Sabtu, 30 Maret 2019

Tell me What You Want (Komunikasi Produktif dengan Pasangan)

Sabtu, Maret 30, 2019 0 Comments




Hallo..... Apa kabar pagi ini bunda semuanya? Sabtu pagi nih, adakah yang mulai ber weekend ria? atau masih tetap menjalankan rutinitas seperti biasa? buat mia hari sabtu sudah masuk weekend ya... hihi... walaupun tiap hari juga weekend ria.
Nah, berhubung hari ini suami off kerja, jadi (ceritanya masih tetap melanjutkan sesi komunikasi produktif yang makin hari makin yahuuud) target untuk komunikasi produktif hari ini adalah anak dan pasangan (suami). Dan untuk lebih fokusnya hari ini kita ngebahas mengenai komunikasi produktif dengan pasangan. 

Yuk... ah kita mulai....
Nah, kemarin kita sudah membahas apa sih komunikasi produktif itu dan mengapa komunikasi produktif dengan pasangan itu perlu. Yes! pasangan kita tentunya berbeda dengan kita ya bund, kita perempuan (women) dan pasangan kita laki laki (men) - menegaskan aja sih, hahaha- dan seperti yangdikatakan John Grey, dalam bukunya Men are From Mars Womwn are from Venus itu banyak terbukti dari kehidupan kita sehari hari ya bundsay.... karena memang wanita dan pria dilahirkan berbeda, baik secara fungsi tubuh dan hormon sampai dengan perasaan, kebiasaan dan juga bagaimana sikap dan penerimaan. 

Bahkan dalam Al Qur'an sendiri di sebutkan bagaimana mengenai kedudukan dari pria dan wanita. Dalam hal penciptaan secara tidak langsung, Al-Quran menyatakan pria dan wanita seimbang di hadapan Allah.

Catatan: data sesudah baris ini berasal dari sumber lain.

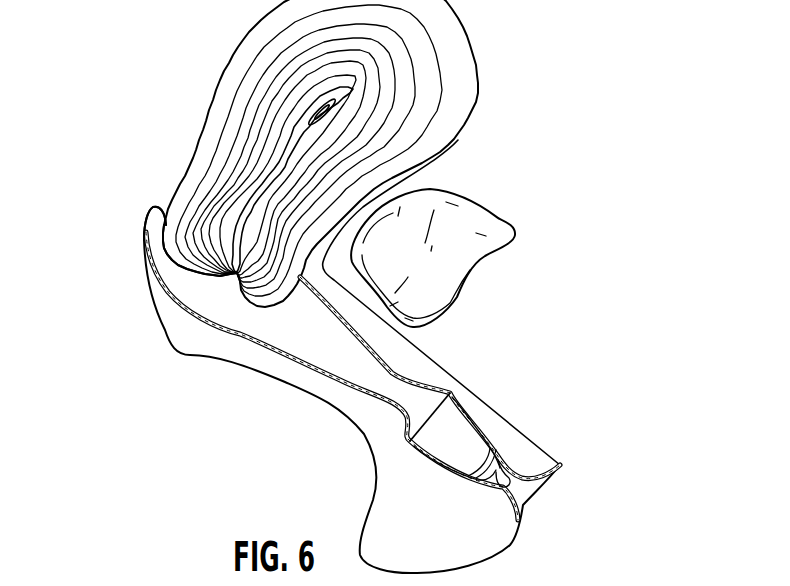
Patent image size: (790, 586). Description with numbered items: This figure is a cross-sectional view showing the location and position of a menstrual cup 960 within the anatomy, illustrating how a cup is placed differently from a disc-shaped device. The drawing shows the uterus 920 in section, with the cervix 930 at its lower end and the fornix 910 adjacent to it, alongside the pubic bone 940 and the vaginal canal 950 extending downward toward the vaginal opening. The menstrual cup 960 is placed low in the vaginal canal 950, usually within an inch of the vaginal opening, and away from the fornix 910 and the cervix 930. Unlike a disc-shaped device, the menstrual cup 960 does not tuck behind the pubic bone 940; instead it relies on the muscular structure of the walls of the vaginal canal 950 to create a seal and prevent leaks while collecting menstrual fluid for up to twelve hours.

The fornix 910 is at (152, 246).
The uterus 920 is at (452, 63).
The cervix 930 is at (216, 275).
The pubic bone 940 is at (490, 233).
The vaginal canal 950 is at (398, 390).
The menstrual cup 960 is at (477, 437).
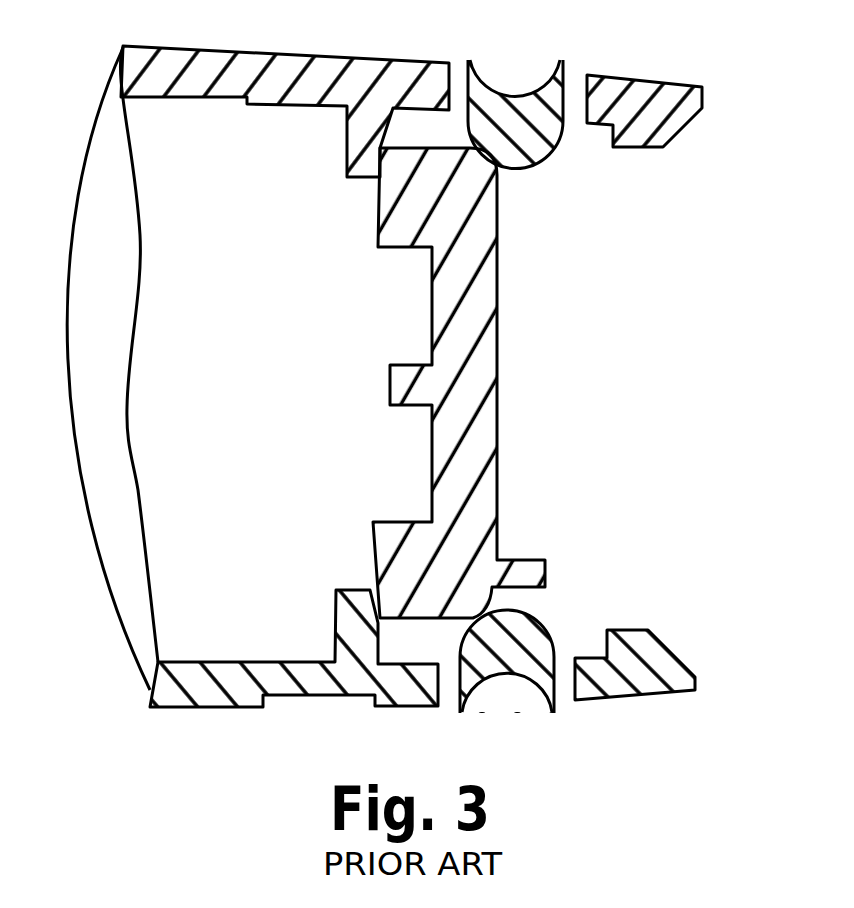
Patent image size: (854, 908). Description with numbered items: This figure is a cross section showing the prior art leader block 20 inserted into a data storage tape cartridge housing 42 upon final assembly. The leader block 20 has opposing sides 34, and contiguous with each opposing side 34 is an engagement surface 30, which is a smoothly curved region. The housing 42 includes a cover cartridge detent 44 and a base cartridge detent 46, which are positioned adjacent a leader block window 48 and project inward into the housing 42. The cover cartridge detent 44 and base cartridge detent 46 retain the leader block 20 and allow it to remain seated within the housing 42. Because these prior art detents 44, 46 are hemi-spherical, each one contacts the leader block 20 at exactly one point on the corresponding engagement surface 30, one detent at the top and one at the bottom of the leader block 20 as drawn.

Qs 16:97 berbunyi, “Barangsiapa yang mengerjakan amal saleh, baik laki-laki maupun perempuan dalam keadaan beriman, maka sesungguhnya akan Kami berikan kepadanya kehidupan yang baik dan sesungguhnya akan Kami beri balasan kepada mereka dengan pahala yang lebih baik dari apa yang telah mereka kerjakan.”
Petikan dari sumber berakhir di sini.